Dalam istilah lain, teologi pluralis dirumuskan sebagai "Satu Tuhan dalam banyak jalan". Untuk menguatkan pendapatnya, Rachman mengutip ucapan Rumi, "Meskipun ada bermacam-macam agama, tujuannya adalah satu. Apakah Anda tahu bahwa ada banyak jalan menuju Ka'bah?"
Teologi pluralis, menurut Rachman, menolak paham eksklusivisme, sebab dalam eksklusivisme itu ada kecenderungan oppressive 'menindas' terhadap agama lain. Teologi eksklusif dirumuskan sebagai pandangan yang menganggap bahwa hanya ada satu jalan keselamatan, yaitu agama mereka sendiri. Rachman mencatat, "Pandangan ini jelas mempunyai kecenderungan fanatik, dogmatis, dan otoriter!"
Dengan bahasa yang lebih sederhana, bisa dirumuskan bahwa untuk terjadinya kerukunan umat beragama, seorang muslim dan pemeluk agama lain harus menghindarkan sikap fanatik, dogmatis, dan otoriter, yang menganggap bahwa hanya agama yang dipeluknya yang benar. Pemeluk suatu agama harus menganut teologi pluralis; ia harus meyakini bahwa agama lain juga benar; yang berbeda hanya cara, tetapi tujuannya adalah sama.
Ide Lama Kemasan Baru

Gagasan Rachman sebenarnya bukan barang baru, hanya saja dikemas dengan istilah-istilah yang lebih indah, seperti inklusif, pluralis, dan sejenisnya. Ide ini sama saja dengan gagasan sinkretisme, pendangkalan aqidah, atau sekularisme, yang semakin menjadi-jadi setelah World Parliement of Religions di Chicago tahun 1993 menyepakati perlunya suatu global ethics untuk membangun perdamaian dunia.

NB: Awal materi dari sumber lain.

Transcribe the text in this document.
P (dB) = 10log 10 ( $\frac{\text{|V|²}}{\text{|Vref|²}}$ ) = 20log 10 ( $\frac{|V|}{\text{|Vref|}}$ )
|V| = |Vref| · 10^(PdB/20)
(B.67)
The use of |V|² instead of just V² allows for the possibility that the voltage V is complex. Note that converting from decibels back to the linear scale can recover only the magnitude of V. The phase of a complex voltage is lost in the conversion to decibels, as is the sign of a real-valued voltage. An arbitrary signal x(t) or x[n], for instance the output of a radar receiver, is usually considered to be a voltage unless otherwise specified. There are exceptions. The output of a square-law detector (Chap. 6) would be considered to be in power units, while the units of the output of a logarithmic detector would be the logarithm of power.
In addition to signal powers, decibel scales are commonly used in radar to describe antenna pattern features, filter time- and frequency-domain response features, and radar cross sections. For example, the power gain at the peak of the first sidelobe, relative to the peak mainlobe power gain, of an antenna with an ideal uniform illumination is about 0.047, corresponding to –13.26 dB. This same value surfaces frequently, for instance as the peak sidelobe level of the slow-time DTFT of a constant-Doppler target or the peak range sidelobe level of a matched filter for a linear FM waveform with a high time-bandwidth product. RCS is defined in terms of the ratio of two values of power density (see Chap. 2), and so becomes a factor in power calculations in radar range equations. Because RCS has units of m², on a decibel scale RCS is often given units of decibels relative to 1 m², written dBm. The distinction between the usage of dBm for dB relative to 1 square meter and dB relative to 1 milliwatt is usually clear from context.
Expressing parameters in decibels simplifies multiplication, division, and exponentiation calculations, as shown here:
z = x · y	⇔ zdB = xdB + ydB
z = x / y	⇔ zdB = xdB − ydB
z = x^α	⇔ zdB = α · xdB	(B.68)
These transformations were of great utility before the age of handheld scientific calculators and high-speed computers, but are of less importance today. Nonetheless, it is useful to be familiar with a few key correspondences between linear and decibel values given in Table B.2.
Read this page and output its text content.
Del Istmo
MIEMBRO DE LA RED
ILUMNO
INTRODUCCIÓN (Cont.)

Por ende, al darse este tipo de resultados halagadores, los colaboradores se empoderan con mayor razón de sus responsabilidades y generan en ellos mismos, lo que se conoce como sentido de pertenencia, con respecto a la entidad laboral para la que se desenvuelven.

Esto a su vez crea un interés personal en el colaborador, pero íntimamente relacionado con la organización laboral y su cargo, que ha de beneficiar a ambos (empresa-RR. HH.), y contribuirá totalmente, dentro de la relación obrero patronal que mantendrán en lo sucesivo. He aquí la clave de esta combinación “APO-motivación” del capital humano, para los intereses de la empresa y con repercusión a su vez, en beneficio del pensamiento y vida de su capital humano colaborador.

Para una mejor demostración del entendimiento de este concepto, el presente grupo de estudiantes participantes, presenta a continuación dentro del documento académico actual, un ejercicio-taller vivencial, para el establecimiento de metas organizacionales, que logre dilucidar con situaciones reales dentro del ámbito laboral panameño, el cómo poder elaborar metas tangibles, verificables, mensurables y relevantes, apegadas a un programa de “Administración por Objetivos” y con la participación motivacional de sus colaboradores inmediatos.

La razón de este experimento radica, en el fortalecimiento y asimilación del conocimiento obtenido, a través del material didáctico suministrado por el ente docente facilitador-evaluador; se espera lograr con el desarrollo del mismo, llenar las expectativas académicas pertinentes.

Sejumlah tokoh di Indonesia juga rajin mengampanyekan gagasan ini, salah satunya adalah Gus Dur.Mantan presiden RI ke-4 ini pernah mengeluarkan pernyataan bernada sinkretis ketika berkunjung ke Bali, "Kalau kita benar-benar beragama, maka akan menolak kebenaran satu-satunya di pihak kita dan mengakui kebenaran semua pihak. Kebenaran mereka yang juga kita anggap berbeda dari kita. Ini paling penting. Oleh karena itu, semuanya benar.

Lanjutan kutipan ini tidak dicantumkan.